Penyakit tidak menular (PTM) dikenal sebagai penyakit degeneratif. Penyakit ini merupakan masalah kesehatan masyarakat karena tingginya angka kesakitan dan kematian di seluruh dunia. Berdasarkan studi Kementerian Kesehatan pada tahun 2014, sekitar 29,7 persen penduduk Indonesia mengonsumsi GGL melebihi standar.

Oleh karena itu, muncul pembahasan mengenai pelabelan yang menunjukkan tingkat risiko konsumsi GGL. Kepala BPOM RI Taruna Ikar menilai dampaknya terhadap kesehatan masyarakat, pemerintah Indonesia berupaya mengatasi penyakit tidak menular (PTM) melalui kebijakan kesehatan yang tertuang dalam Undang-Undang (UU) Nomor 17 Tahun 2023 tentang Kesehatan.

Ketentuan tambahan mengenai pengendalian PTM tertuang dalam Peraturan Pemerintah (PP) Nomor 28 Tahun 2024 tentang pelaksanaan ketentuan Undang-Undang Nomor 17 Tahun 2023 tentang Kesehatan, termasuk menyebutkan pengendalian PTM melalui pengendalian konsumsi GGL.

Dalam pengendalian PTM, WHO merekomendasikan sejumlah kebijakan yang dapat diterapkan, antara lain pelabelan nutrisi pangan yang merupakan kewenangan dan tugas BPOM.

“Salah satu strategi pengendalian konsumsi GGL adalah dengan menentukan pencantuman informasi nilai gizi (NV), termasuk informasi kandungan GGL, pada pangan olahan dan/atau pangan jadi,” kata Taruna Ikrar.

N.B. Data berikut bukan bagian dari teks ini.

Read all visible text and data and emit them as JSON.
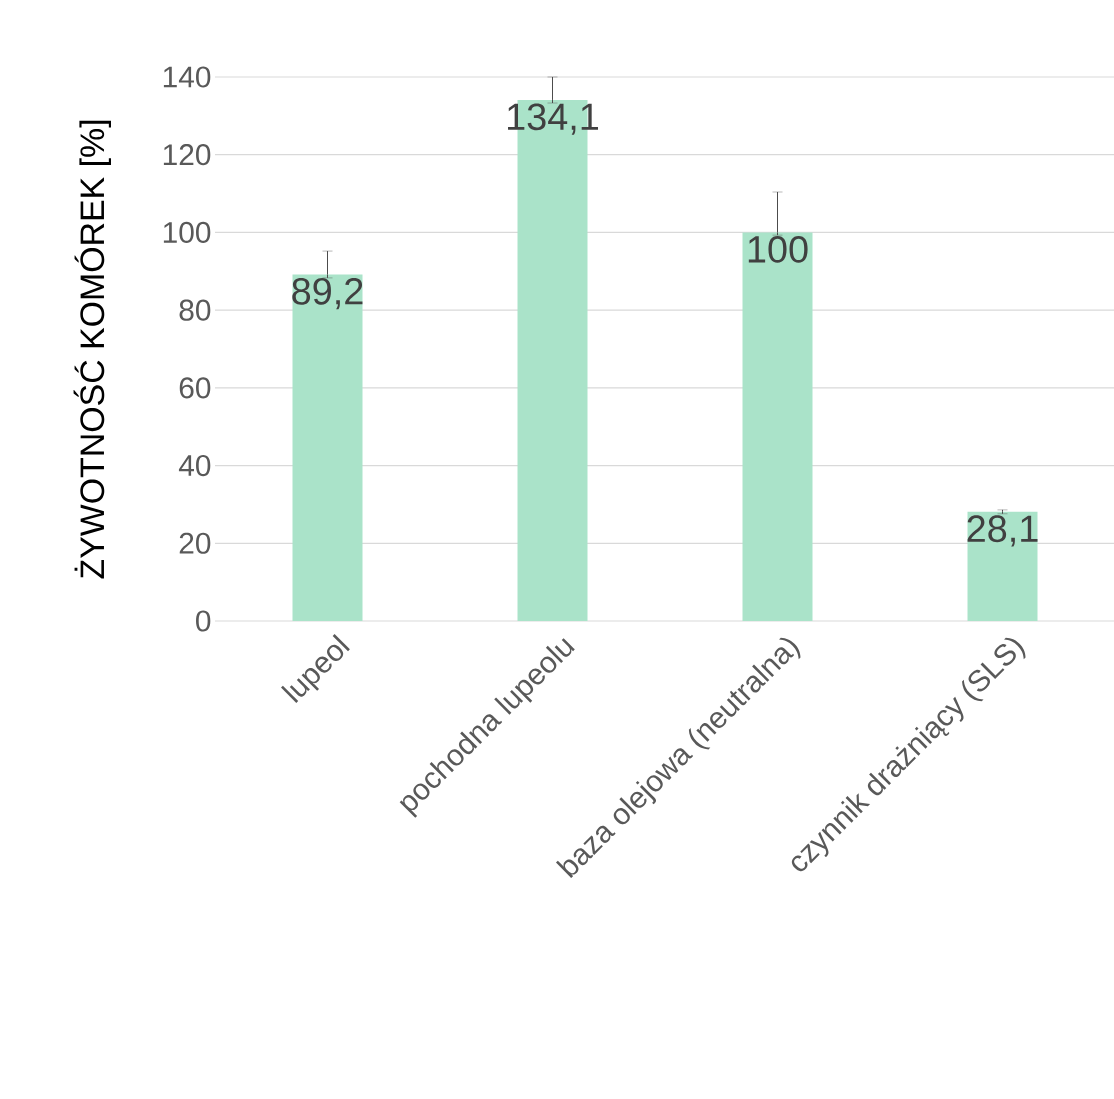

BPOM sendiri, bahkan sebelum diberlakukannya PP Nomor 28 Tahun 2024, telah melakukan upaya penanggulangan PTM, antara lain penetapan persyaratan terkait label gizi melalui penerbitan Peraturan BPOM Nomor 26 Tahun 2021 tentang Informasi Nilai Gizi pada Label untuk Diolah. Makanan.

Beberapa kebijakan pelabelan gizi pada pangan olahan yang diatur antara lain pencantuman Tabel Fakta Gizi yang bersifat wajib, dan kebijakan pelabelan gizi di bagian depan label (front of package Nutrition Label/FOPNL) yang bersifat sukarela agar lebih mudah. Agar masyarakat memahami kandungan nutrisi produk.

Melanjutkan penjelasan Kepala BPOM, Wakil Direktur 3 BPOM Elin Herlina mengatakan, sesuai PP Nomor 28 Tahun 2024 dan hasil pemantauan pelaksanaan label gizi, BPOM sedang mengkaji persyaratan penyusunan daftar FOPNL. Kebijakan format item tingkat gizi.

Kadar gizi ini terdiri dari empat tingkatan (tingkat A, B, C dan D) yang menunjukkan tingkatan makanan olahan berdasarkan kandungan GGL-nya. Grade A memiliki kandungan GGL paling rendah, sedangkan grade D memiliki kandungan GGL paling tinggi.

Penerapan kewajiban memasukkan kadar gizi pada makanan olahan terus dilakukan. Pada tahap pertama, sasarannya adalah minuman siap minum dengan kandungan GGL level C dan level D. Kewajiban penerapan kadar gizi juga akan diselaraskan antara pangan olahan yang ditetapkan BPOM dengan pangan olahan yang ditetapkan. oleh Kementerian Kesehatan.

Direktur Pencegahan dan Pengendalian Penyakit Tidak Menular Kementerian Kesehatan Siti Nadia Tarmizi menegaskan, tujuan utama aturan memasukkan informasi konten GGL adalah untuk memberikan literasi dan edukasi agar masyarakat dapat memilih produk yang diinginkan. . mengkonsumsi. Dengan informasi ini, masyarakat dapat menghitung tingkat GGL yang mereka konsumsi.

“Dari segi edukasi masyarakat, rambu ini dibuat semudah mungkin dibaca dan dipahami oleh masyarakat Indonesia,” kata Nadia.

Dikatakannya, “Hal ini dikarenakan tingkat pendidikan (literasi) masyarakat Indonesia yang masih rendah, sehingga penggunaan gambar sebagai bentuk labeling akan lebih menarik dan mudah diterima dan dipahami.